As with any criminal charge, defenses may be available for possession of a controlled substance. These may vary by state; a few examples include:
- Duress: It may be a defense if a person is forced under threat of harm to possess the drugs (for instance, if they are held at gunpoint and told to hold drugs for someone);
- Intoxication: Under some circumstances, intoxication can be a defense, especially if it affects a person’s ability to form the proper intention needed for a criminal charge; or
- Possession of proper prescription: For some substances, it can be argued that the person had a valid prescription or license to possess the controlled substance.
Various other defenses may apply. Again, these depend on specific state laws as well as the exact circumstances of the crime. But keep in mind that voluntary intoxication is different from involuntary intoxication, like getting drunk vs. having your drink poisoned with a roofie, and depending on your jurisdiction one can be used as a defense and the other would not be useable. It is important to check with your local laws and consult an attorney in your area.

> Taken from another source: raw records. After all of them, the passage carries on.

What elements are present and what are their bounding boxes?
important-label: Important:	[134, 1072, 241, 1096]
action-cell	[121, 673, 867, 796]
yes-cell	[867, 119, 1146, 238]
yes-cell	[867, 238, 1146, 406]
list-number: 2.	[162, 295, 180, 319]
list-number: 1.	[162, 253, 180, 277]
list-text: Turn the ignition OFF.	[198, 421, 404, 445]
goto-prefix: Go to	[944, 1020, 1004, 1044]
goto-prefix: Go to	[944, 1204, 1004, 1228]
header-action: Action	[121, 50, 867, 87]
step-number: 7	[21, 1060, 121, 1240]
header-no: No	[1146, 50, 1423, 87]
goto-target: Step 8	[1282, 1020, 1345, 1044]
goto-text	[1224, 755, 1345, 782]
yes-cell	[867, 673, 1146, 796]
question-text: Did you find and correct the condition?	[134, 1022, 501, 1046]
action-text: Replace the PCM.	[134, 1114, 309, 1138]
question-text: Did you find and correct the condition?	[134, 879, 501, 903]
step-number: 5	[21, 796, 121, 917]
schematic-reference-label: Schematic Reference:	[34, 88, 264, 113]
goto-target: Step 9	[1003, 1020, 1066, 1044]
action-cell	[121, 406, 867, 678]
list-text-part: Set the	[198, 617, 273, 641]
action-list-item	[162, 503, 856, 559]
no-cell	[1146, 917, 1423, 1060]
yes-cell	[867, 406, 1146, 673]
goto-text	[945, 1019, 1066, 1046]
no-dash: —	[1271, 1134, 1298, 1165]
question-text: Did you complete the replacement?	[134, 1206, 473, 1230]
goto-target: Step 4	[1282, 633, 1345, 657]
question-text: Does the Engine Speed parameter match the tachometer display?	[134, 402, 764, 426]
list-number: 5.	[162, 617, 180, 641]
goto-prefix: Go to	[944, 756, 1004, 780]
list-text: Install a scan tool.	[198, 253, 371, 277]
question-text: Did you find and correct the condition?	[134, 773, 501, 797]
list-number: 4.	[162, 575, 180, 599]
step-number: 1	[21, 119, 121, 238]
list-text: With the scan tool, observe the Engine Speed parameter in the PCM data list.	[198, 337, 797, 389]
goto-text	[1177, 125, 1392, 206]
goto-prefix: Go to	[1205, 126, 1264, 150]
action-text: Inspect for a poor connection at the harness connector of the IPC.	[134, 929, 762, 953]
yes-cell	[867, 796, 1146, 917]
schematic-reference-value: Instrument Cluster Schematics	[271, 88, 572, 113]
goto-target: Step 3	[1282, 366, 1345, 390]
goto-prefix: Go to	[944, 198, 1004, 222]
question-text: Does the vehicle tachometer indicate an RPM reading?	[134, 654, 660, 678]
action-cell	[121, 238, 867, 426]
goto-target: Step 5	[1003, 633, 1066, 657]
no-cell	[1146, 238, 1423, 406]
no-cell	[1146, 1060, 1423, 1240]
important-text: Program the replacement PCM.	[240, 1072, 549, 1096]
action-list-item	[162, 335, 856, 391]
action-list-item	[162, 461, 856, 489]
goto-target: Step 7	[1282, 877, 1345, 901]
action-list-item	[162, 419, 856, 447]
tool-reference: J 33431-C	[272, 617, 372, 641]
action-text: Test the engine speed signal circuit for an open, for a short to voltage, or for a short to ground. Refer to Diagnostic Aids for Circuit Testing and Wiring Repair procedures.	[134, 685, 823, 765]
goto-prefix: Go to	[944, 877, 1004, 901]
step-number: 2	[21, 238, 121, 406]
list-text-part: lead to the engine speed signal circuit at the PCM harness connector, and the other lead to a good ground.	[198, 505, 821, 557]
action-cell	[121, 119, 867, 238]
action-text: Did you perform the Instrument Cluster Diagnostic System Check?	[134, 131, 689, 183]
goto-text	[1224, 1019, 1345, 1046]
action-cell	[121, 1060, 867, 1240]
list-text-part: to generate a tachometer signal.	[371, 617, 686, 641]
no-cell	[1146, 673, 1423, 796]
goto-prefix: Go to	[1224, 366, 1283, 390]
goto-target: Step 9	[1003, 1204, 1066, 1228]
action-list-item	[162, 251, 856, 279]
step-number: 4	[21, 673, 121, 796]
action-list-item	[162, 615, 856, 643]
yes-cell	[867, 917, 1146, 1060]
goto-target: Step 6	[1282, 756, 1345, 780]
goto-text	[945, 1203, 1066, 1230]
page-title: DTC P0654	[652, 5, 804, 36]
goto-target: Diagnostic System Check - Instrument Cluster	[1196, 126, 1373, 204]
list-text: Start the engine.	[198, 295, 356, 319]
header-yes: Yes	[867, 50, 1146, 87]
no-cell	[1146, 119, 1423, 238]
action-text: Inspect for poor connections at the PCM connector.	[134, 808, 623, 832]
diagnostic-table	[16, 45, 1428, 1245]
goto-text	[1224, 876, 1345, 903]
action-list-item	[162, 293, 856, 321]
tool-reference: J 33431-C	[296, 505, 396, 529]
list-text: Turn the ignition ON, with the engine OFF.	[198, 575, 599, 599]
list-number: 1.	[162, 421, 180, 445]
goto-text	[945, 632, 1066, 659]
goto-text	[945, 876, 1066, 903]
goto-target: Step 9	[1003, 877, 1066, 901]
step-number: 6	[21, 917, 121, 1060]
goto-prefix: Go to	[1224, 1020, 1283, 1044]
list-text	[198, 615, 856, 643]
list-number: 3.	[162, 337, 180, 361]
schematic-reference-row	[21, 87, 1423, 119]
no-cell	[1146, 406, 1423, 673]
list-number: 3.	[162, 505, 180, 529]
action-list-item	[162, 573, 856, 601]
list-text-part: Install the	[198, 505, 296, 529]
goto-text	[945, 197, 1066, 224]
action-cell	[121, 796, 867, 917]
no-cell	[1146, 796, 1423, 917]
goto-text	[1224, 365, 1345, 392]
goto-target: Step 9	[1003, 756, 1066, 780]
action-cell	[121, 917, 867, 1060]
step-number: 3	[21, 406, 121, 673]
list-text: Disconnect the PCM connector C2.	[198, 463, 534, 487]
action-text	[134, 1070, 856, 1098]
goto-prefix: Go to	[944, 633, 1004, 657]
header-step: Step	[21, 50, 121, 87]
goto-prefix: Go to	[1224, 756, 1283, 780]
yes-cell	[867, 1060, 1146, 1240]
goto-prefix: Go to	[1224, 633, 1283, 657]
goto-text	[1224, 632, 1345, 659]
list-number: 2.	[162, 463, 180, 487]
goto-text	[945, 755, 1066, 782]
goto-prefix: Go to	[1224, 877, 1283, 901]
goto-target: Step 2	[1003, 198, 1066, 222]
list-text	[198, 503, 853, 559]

What Can I Expect for First Time Offense for Possession of a Controlled Substance?
In some cases, a first-time offense for possession of a controlled substance can result in alternative sentencing options for the defendant. This is especially true for more minor crimes and less serious misdemeanors. For instance, the person might be allowed to be placed under house arrest or perform community service instead of going to jail.
Again, these all depend on the exact nature of the charges and state laws. A skilled criminal defense attorney can be helpful in obtaining alternative sentencing for a first-time offense.
On the other hand, a repeat offender might face more serious punishments than normal if the court determines that they are habitual offender or if there is a potential that they will continue repeating the crime in the future.
Do I Need a Lawyer to Fight Charges for Possession of a Controlled Substance?
Possession of a controlled substance can lead to very serious criminal consequences. It may be in your best interests to hire a criminal defense attorney in your area if you need representation for a case. Your attorney can explain what your legal options are and can represent you during the criminal trial process.